Tanta serie A in campo. È quella che ha la fortuna di avere un altro passaporto.
10′ – Ndoye entra in area con facilità, sfiora il palo, ma non si dispera perché se la difesa della Bosnia è questa, ci saranno altre occasioni.
12′ – La Bosnia fatica a uscire. Quando il tuo leader ha più di quarant’anni, va così.
German Denis è così lento e pacato nel commento che, facendo la media con Adani, otterremmo un telecronista equilibrato.
L’unico schema della Svizzera sembra essere “palla a Ndoye e speriamo”.
55’ – Occasione per Ndoye. Come volevasi dimostrare.
63’ – Dzeko esce e lascia la fascia a Kolasinac: “Se la tieni stretta e ci metti anche un po’ di Voltaren, fa miracoli”.
74’ – Svizzera avanti con Manzambi che, da quando è entrato, ha compromesso la proverbiale neutralità Svizzera.
80’ – Espulso Muharemovic.

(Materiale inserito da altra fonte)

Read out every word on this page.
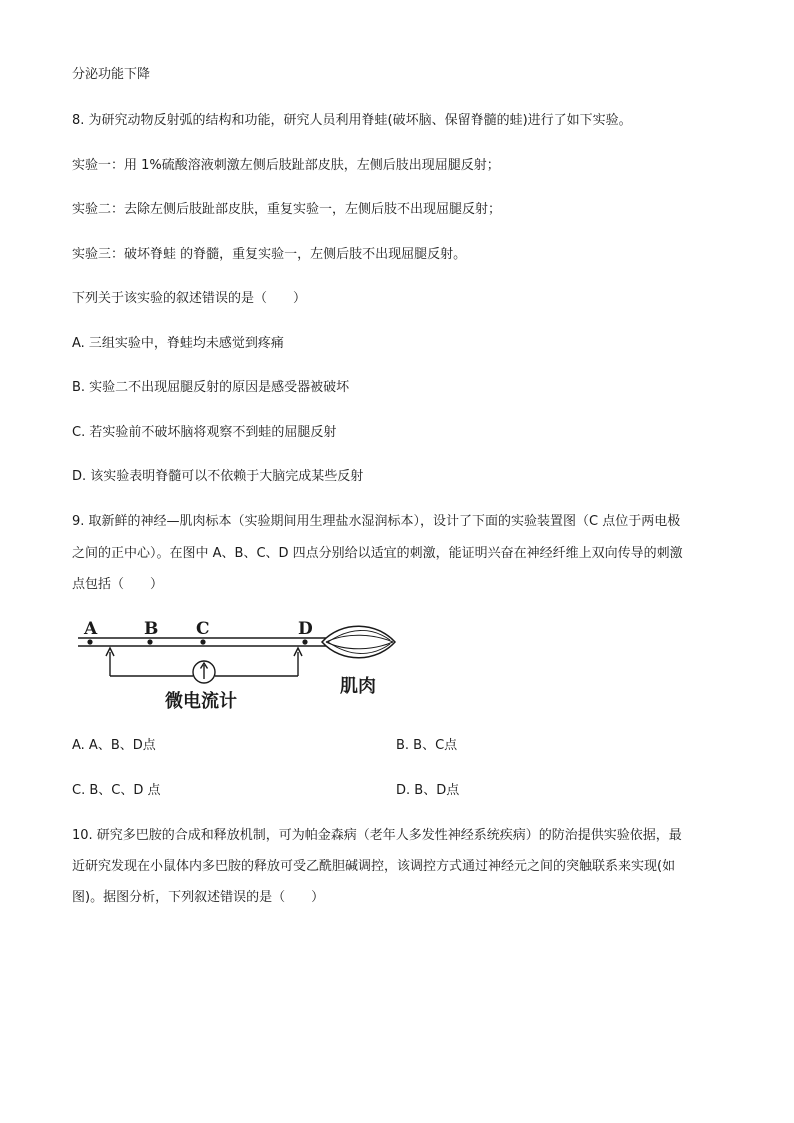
分泌功能下降
8. 为研究动物反射弧的结构和功能，研究人员利用脊蛙(破坏脑、保留脊髓的蛙)进行了如下实验。
实验一：用 1%硫酸溶液刺激左侧后肢趾部皮肤，左侧后肢出现屈腿反射；
实验二：去除左侧后肢趾部皮肤，重复实验一，左侧后肢不出现屈腿反射；
实验三：破坏脊蛙 的脊髓，重复实验一，左侧后肢不出现屈腿反射。
下列关于该实验的叙述错误的是（　　）
A. 三组实验中，脊蛙均未感觉到疼痛
B. 实验二不出现屈腿反射的原因是感受器被破坏
C. 若实验前不破坏脑将观察不到蛙的屈腿反射
D. 该实验表明脊髓可以不依赖于大脑完成某些反射
9. 取新鲜的神经—肌肉标本（实验期间用生理盐水湿润标本），设计了下面的实验装置图（C 点位于两电极
之间的正中心）。在图中 A、B、C、D 四点分别给以适宜的刺激，能证明兴奋在神经纤维上双向传导的刺激
点包括（　　）
A	B C	D
微电流计
肌肉
A. A、B、D点	B. B、C点
C. B、C、D 点	D. B、D点
10. 研究多巴胺的合成和释放机制，可为帕金森病（老年人多发性神经系统疾病）的防治提供实验依据，最
近研究发现在小鼠体内多巴胺的释放可受乙酰胆碱调控，该调控方式通过神经元之间的突触联系来实现(如
图)。据图分析，下列叙述错误的是（　　）
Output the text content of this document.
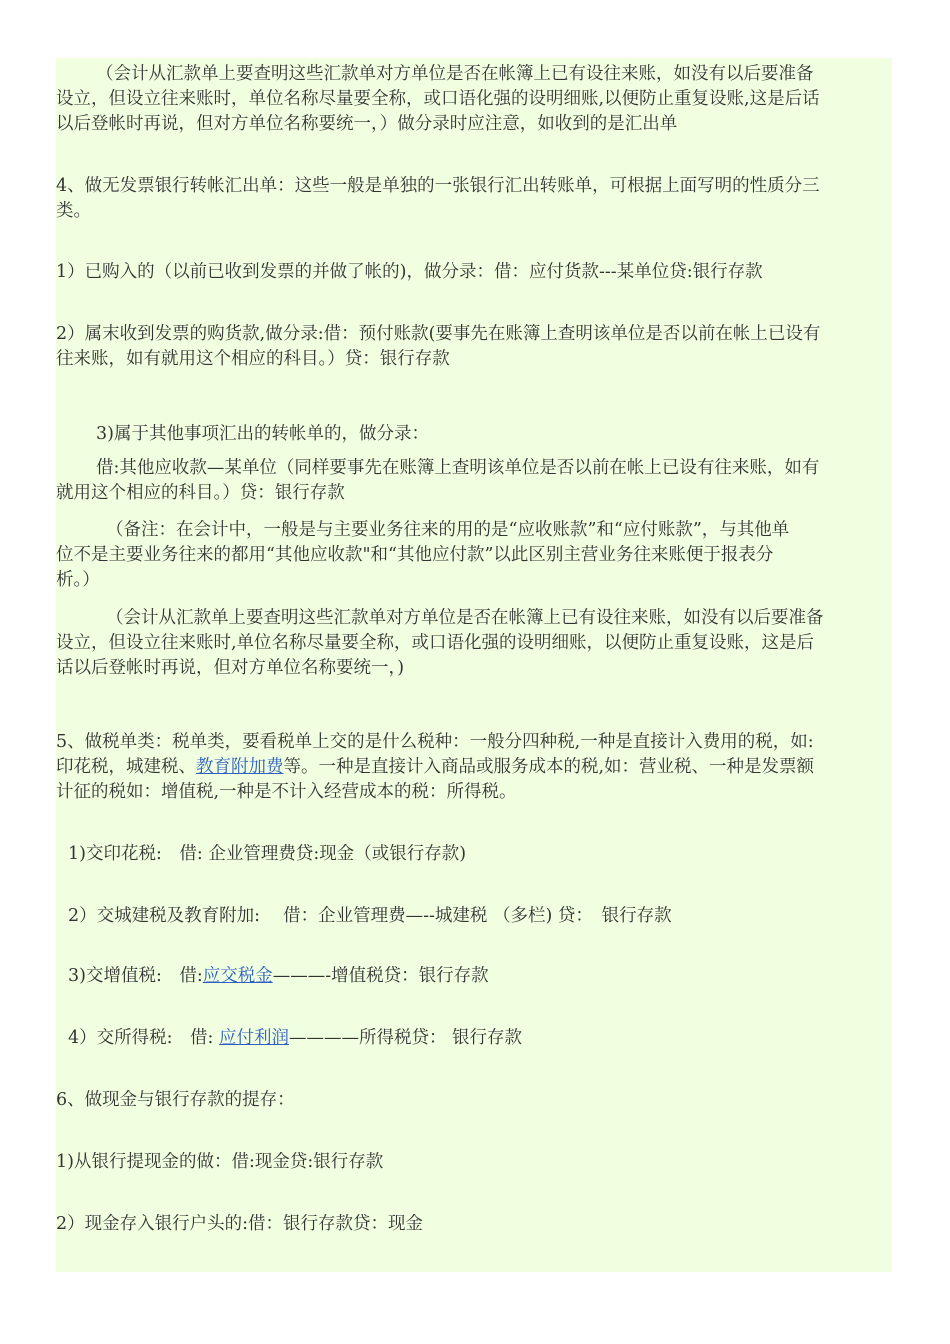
（会计从汇款单上要查明这些汇款单对方单位是否在帐簿上已有设往来账，如没有以后要准备
设立，但设立往来账时，单位名称尽量要全称，或口语化强的设明细账,以便防止重复设账,这是后话
以后登帐时再说，但对方单位名称要统一，）做分录时应注意，如收到的是汇出单
4、做无发票银行转帐汇出单：这些一般是单独的一张银行汇出转账单，可根据上面写明的性质分三
类。
1）已购入的（以前已收到发票的并做了帐的)，做分录：借：应付货款---某单位贷:银行存款
2）属末收到发票的购货款,做分录:借：预付账款(要事先在账簿上查明该单位是否以前在帐上已设有
往来账，如有就用这个相应的科目。）贷：银行存款
3)属于其他事项汇出的转帐单的，做分录：
借:其他应收款—某单位（同样要事先在账簿上查明该单位是否以前在帐上已设有往来账，如有
就用这个相应的科目。）贷：银行存款
（备注：在会计中，一般是与主要业务往来的用的是“应收账款”和“应付账款”，与其他单
位不是主要业务往来的都用“其他应收款"和“其他应付款”以此区别主营业务往来账便于报表分
析。）
（会计从汇款单上要查明这些汇款单对方单位是否在帐簿上已有设往来账，如没有以后要准备
设立，但设立往来账时,单位名称尽量要全称，或口语化强的设明细账，以便防止重复设账，这是后
话以后登帐时再说，但对方单位名称要统一，)
5、做税单类：税单类，要看税单上交的是什么税种：一般分四种税,一种是直接计入费用的税，如:
印花税，城建税、教育附加费等。一种是直接计入商品或服务成本的税,如：营业税、一种是发票额
计征的税如：增值税,一种是不计入经营成本的税：所得税。
1)交印花税:　借: 企业管理费贷:现金（或银行存款)
2）交城建税及教育附加:　 借：企业管理费—--城建税 （多栏) 贷：　银行存款
3)交增值税:　借:应交税金———-增值税贷：银行存款
4）交所得税:　借: 应付利润————所得税贷： 银行存款
6、做现金与银行存款的提存：
1)从银行提现金的做：借:现金贷:银行存款
2）现金存入银行户头的:借：银行存款贷：现金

Su di lui ha influito trascorrere un’intera stagione nel ruolo che fu di Tressoldi.
84’ – 2-0 di Ruben Vargas. È evidente come gli unici stranieri che passano dalla Svizzera senza saper giocare a calcio siano i nostri frontalieri.

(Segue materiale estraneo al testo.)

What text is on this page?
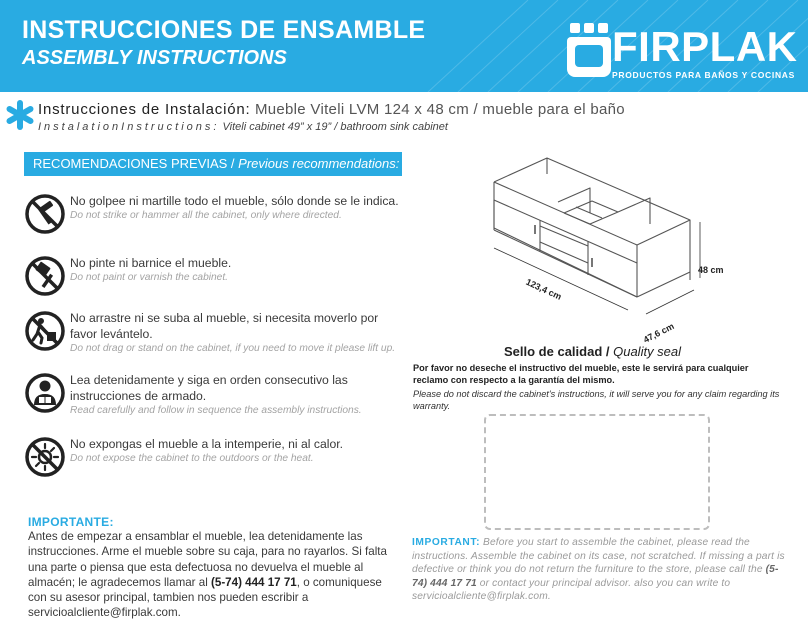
INSTRUCCIONES DE ENSAMBLE
ASSEMBLY INSTRUCTIONS	FIRPLAK
PRODUCTOS PARA BAÑOS Y COCINAS
Instrucciones de Instalación: Mueble Viteli LVM 124 x 48 cm / mueble para el baño
InstalationInstructions: Viteli cabinet 49” x 19” / bathroom sink cabinet
RECOMENDACIONES PREVIAS / Previous recommendations:
No golpee ni martille todo el mueble, sólo donde se le indica.
Do not strike or hammer all the cabinet, only where directed.
No pinte ni barnice el mueble.
Do not paint or varnish the cabinet.
No arrastre ni se suba al mueble, si necesita moverlo por favor levántelo.
Do not drag or stand on the cabinet, if you need to move it please lift up.
Lea detenidamente y siga en orden consecutivo las instrucciones de armado.
Read carefully and follow in sequence the assembly instructions.
No expongas el mueble a la intemperie, ni al calor.
Do not expose the cabinet to the outdoors or the heat.
IMPORTANTE:
Antes de empezar a ensamblar el mueble, lea detenidamente las instrucciones. Arme el mueble sobre su caja, para no rayarlos. Si falta una parte o piensa que esta defectuosa no devuelva el mueble al almacén; le agradecemos llamar al (5-74) 444 17 71, o comuniquese con su asesor principal, tambien nos pueden escribir a servicioalcliente@firplak.com.
123,4 cm
48 cm
47,6 cm
Sello de calidad / Quality seal
Por favor no deseche el instructivo del mueble, este le servirá para cualquier reclamo con respecto a la garantía del mismo.
Please do not discard the cabinet's instructions, it will serve you for any claim regarding its warranty.
IMPORTANT: Before you start to assemble the cabinet, please read the instructions. Assemble the cabinet on its case, not scratched. If missing a part is defective or think you do not return the furniture to the store, please call the (5-74) 444 17 71 or contact your principal advisor. also you can write to servicioalcliente@firplak.com.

89’ – 3-0. Ora è chiaro che lo schema “Vargas per Manzambi” sia molto più efficace di “palla a Ndoye e speriamo”.
92’ – La Bosnia accorcia le distanze con Mahmic che indica il nome sulla maglia per offendere diversi avversari.
90+6’ – Xhaka trasforma il rigore del 4-1. Con tutti questi episodi nel finale le due squadre stanno cercando di posticipare il più possibile la pubblicazione di questo post.
La Svizzera batte la Bosnia e certifica che l’Italia non è andata ai Mondiali per il suo bene.